Geçen hafta ortalarında İstanbul"da katıldığım bir televizyon programından Ankara"ya dönüşümde uçakta koltuklarımızın yan yana olması nedeniyle genç bir çift ile tanıştım. Yaptığımız sohbet, şüphesiz ki Türkiye"de 17 Aralık darbe girişimi paralel yapı ve dünyadaki yansımaları ile ilgiliydi.

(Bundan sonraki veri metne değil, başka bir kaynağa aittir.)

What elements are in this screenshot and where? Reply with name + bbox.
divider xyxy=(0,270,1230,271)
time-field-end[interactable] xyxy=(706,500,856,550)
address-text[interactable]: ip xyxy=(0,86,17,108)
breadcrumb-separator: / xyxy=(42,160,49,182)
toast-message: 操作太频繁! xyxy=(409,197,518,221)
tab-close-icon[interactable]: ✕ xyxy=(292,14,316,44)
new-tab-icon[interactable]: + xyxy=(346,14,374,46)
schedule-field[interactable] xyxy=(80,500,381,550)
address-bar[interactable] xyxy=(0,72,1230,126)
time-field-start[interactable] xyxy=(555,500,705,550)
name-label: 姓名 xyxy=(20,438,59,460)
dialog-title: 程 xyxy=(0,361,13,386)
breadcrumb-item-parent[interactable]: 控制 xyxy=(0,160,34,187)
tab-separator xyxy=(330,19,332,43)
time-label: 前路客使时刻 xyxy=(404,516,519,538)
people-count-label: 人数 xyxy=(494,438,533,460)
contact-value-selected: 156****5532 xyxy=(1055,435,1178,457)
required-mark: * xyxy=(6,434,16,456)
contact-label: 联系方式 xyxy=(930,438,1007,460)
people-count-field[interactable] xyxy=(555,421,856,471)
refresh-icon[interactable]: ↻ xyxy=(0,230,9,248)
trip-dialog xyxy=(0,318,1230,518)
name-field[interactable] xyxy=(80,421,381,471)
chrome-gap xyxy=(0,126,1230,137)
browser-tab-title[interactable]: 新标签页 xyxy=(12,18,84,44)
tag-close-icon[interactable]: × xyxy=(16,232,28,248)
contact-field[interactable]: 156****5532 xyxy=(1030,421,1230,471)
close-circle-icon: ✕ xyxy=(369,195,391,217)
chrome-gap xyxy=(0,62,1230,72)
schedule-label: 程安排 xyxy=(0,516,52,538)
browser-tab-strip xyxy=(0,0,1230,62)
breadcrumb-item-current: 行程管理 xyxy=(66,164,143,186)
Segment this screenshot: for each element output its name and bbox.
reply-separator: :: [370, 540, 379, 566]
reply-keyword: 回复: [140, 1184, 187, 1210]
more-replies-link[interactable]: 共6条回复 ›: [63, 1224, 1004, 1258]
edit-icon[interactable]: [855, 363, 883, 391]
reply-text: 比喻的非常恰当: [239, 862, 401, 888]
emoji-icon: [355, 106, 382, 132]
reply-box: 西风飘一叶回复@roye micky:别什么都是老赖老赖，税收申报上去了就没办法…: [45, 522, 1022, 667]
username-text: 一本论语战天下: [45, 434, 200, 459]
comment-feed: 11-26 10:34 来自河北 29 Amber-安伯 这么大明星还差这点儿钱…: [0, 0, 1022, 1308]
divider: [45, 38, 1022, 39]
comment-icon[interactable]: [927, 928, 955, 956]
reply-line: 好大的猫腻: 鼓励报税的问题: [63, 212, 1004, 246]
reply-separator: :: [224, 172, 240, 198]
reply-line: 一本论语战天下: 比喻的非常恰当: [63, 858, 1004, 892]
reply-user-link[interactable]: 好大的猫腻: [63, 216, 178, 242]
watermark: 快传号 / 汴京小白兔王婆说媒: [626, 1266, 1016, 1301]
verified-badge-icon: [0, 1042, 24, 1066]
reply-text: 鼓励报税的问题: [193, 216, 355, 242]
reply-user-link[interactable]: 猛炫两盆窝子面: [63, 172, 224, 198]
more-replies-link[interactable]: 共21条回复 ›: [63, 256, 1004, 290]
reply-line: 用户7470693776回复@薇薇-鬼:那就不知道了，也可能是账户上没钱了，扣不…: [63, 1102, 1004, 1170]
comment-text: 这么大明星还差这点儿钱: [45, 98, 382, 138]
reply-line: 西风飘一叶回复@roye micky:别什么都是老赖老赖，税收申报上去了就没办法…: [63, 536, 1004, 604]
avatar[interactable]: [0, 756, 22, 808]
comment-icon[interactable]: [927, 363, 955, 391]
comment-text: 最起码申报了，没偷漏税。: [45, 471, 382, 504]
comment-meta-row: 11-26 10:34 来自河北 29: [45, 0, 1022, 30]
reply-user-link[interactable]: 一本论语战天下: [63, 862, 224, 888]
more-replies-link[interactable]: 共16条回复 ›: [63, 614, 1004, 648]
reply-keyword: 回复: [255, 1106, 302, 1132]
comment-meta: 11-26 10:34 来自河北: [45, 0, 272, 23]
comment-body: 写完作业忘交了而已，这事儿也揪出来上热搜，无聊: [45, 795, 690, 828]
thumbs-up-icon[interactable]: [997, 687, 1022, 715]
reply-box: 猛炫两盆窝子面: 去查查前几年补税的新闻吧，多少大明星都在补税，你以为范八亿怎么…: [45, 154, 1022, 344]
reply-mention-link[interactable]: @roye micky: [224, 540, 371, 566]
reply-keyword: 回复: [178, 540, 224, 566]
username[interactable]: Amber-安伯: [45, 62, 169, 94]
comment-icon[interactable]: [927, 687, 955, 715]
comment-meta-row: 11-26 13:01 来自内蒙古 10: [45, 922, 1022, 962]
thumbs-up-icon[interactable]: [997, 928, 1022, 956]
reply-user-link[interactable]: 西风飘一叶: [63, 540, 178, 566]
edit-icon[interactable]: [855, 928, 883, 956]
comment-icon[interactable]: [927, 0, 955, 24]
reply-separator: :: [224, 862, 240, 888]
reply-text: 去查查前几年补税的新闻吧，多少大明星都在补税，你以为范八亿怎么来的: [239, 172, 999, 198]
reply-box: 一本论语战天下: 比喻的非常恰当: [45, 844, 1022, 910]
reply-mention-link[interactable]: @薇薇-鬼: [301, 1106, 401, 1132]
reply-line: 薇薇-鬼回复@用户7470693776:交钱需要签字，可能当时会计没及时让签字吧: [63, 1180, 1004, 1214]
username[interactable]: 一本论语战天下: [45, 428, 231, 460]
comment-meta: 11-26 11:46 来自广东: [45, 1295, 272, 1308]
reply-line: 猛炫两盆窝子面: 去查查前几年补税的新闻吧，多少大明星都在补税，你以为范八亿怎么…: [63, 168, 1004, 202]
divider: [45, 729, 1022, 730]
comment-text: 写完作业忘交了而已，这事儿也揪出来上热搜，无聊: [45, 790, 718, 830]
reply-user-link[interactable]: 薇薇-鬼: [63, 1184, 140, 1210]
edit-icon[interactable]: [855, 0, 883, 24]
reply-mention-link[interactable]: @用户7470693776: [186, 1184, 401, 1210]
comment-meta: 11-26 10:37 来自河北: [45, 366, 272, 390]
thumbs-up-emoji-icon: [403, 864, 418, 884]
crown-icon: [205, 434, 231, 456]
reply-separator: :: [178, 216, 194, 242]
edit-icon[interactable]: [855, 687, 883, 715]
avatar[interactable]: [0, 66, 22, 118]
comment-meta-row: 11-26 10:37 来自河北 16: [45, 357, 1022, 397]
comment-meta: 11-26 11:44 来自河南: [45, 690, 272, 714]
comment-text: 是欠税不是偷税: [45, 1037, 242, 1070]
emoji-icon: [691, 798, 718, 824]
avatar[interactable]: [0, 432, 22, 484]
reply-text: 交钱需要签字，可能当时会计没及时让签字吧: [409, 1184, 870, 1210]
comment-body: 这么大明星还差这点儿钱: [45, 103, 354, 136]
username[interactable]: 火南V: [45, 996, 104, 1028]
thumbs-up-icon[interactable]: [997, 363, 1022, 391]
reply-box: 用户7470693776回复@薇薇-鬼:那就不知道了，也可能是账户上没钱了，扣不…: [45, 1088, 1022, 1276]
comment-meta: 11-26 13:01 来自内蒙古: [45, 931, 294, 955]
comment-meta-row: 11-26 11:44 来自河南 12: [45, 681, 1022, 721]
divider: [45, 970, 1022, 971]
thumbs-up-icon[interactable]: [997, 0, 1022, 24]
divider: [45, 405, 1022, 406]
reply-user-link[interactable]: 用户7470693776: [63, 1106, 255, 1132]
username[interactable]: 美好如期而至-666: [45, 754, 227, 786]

Ali, Hatay Samandağlı eşi de Rus uyrukluydu. Moskova"da ikamet ediyorlardı. Yola çıkmadan bir gün önce Putin"in televizyonda Türkiye ve El-Kaide konusunda yaptığı açıklamalardan tedirgin olmuşlardı. Putin El-Kaide"nin Türkiye"de çok güçlendiğini ve destek bulduğunu ifade ederek 3-4 yıl sonra Türkiye"de El-Kaide ile karşıtları arasında devletin de müdahil olduğu çatışmaların yaşanacağını açıklamıştı.

Türkiye"nin Suriye politikası üzerinden El-Kaide destek verdiği iddiaları dış basın ve medyada uluslararası kamuoyunu etkilemek ve bu yönde bir algı yaratmak için kara propaganda olarak dillendirilmeye devam ediliyor. 17 Aralık rüşvet ve yolsuzluk kılıfı içinde gerçekleştirilmek istenen darbe girişimi öncesinde 5 Kasım"da CNN"de 16 Kasım"da Washington Post"ta Türkiye"nin El-Kaide"ye yataklık ettiği, silah ve eleman temin ettiği yönünde dosyalar yayınlanıyordu.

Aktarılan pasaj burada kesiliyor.